Quel avenir pour nos forêts ?

Quel avenir pour nos forêts ?
Quel avenir pour nos forêts ? - © SISKA GREMMELPREZ - BELGA

En ces temps d’inquiétude autour de la question climatique, en ces périodes d’incendie gigantesques dans la forêt amazonienne ou encore en Indonésie, on parle peu de nos forêts européennes. Et leur état de santé est flou : on nous dit d’une part que les écosystèmes des forêts, nos puits de carbone, sont en danger. D’autre part, on a parfois le sentiment que certaines de nos forêts croissent. Que penser ?

Philippe de Wouters, le directeur de la Société royale forestière de Belgique, était l’invité d’Eddy Caekelberghs dans Au bout du jour. Et pour lui, le constat est clair : "Nos forêts se meurent à petit feu. Pas au point de l’Amazonie qui brûle de manière spectaculaire, mais elles se meurent petit à petit". Car le climat a effectivement une incidence sur les arbres qui peuplent nos forêts. Le hêtre, arbre phare de la Forêt de Soignes à Bruxelles, est par exemple très sensible à la sécheresse, explique Philippe de Wouters. Même constat pour l’épicéa, la deuxième grande essence (le type d’arbre, ndlr) des forêts belges. Et qui dit sensible, dit forcément plus fragile. "Ce qui veut dire qu’il est attaqué par des maladies ou des insectes, principalement les scolytes", ajoute Philippe de Wouters.

Replanter diverses essences

Alors oui, nos forêts sont donc en danger, et il faut en prendre soin. Cela passe par le reboisement. Ce qui se fait déjà aujourd’hui. Mais les effets ne se feront pas ressentir tout de suite.

Quand on plante beaucoup d’hectares aujourd’hui, il faut savoir qu’ils ne seront réellement forêt et donc capteurs de carbone que dans 20 à 30 ans, voire 50 ans.

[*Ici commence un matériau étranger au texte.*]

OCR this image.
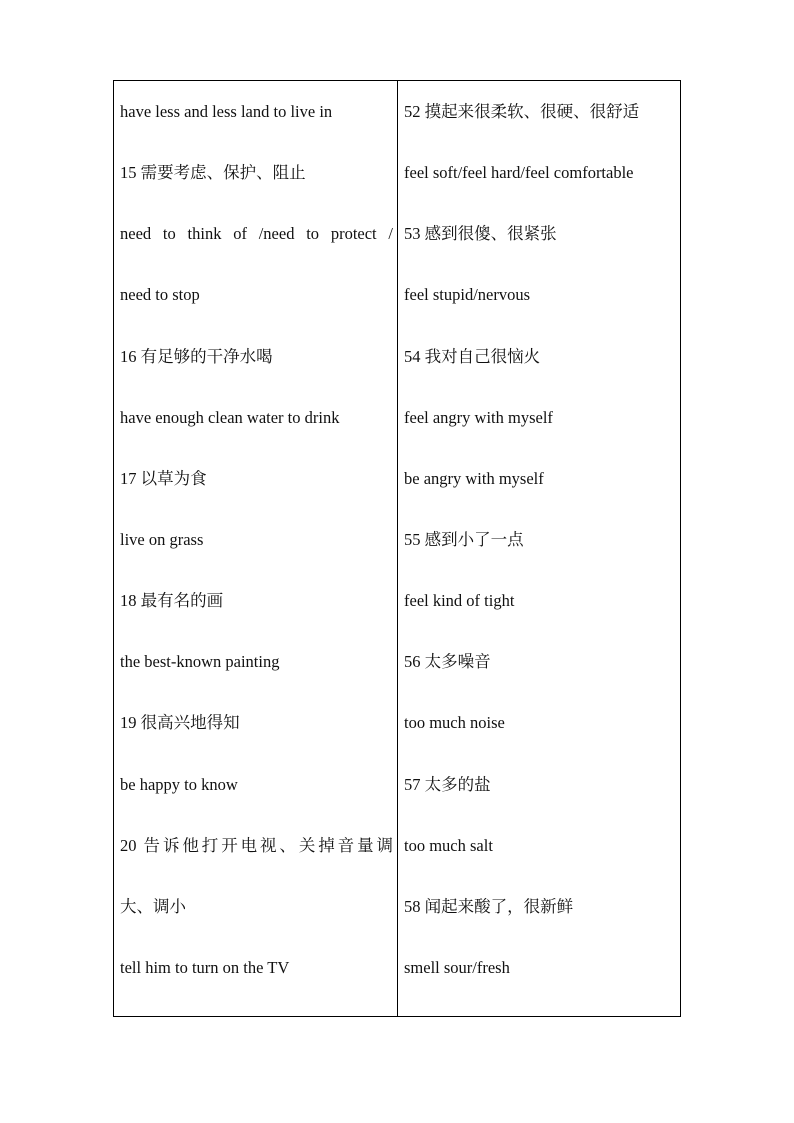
have less and less land to live in
15 需要考虑、保护、阻止
need to think of /need to protect /
need to stop
16 有足够的干净水喝
have enough clean water to drink
17 以草为食
live on grass
18 最有名的画
the best-known painting
19 很高兴地得知
be happy to know
20 告诉他打开电视、关掉音量调
大、调小
tell him to turn on the TV
52 摸起来很柔软、很硬、很舒适
feel soft/feel hard/feel comfortable
53 感到很傻、很紧张
feel stupid/nervous
54 我对自己很恼火
feel angry with myself
be angry with myself
55 感到小了一点
feel kind of tight
56 太多噪音
too much noise
57 太多的盐
too much salt
58 闻起来酸了，很新鲜
smell sour/fresh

Et il faut réaliser une chose : la forêt de 2100 ne sera probablement plus celle que nous connaissons aujourd’hui. Les changements climatiques vont provoquer des changements dans nos forêts. Et déjà aujourd’hui, la stratégie de reboisement tient compte de ces changements climatiques. "Le maître mot, comme à la bourse, c’est de diversifier les placements. Dans ce cas-ci, les plantations donc", précise Philippe de Wouters. On plante aujourd’hui d’autres types d’arbres dans nos forêts, notamment des arbres qui viennent de régions plus au sud.

Par ailleurs, cette stratégie de diversification a un autre intérêt : la production de bois. Il faut pouvoir maintenir la forêt et la préparer pour que, demain, elle fournisse encore ce matériau que l’on retrouve dans quasiment toutes nos maisons. Et pour cela, il faut d’abord et avant tout respecter la forêt, affirme Philippe de Wouters. "Si on ne respecte pas l’écosystème et son fonctionnement avec sa biodiversité, la production ne fonctionne pas." De plus, la meilleure piste pour améliorer la productivité de la forêt, c’est la permaculture. "Il faut éviter ces grands blocs d’une seule essence et d’un seul âge. Il faut mélanger les âges, mélanger les types d’arbres, et la productivité augmentera".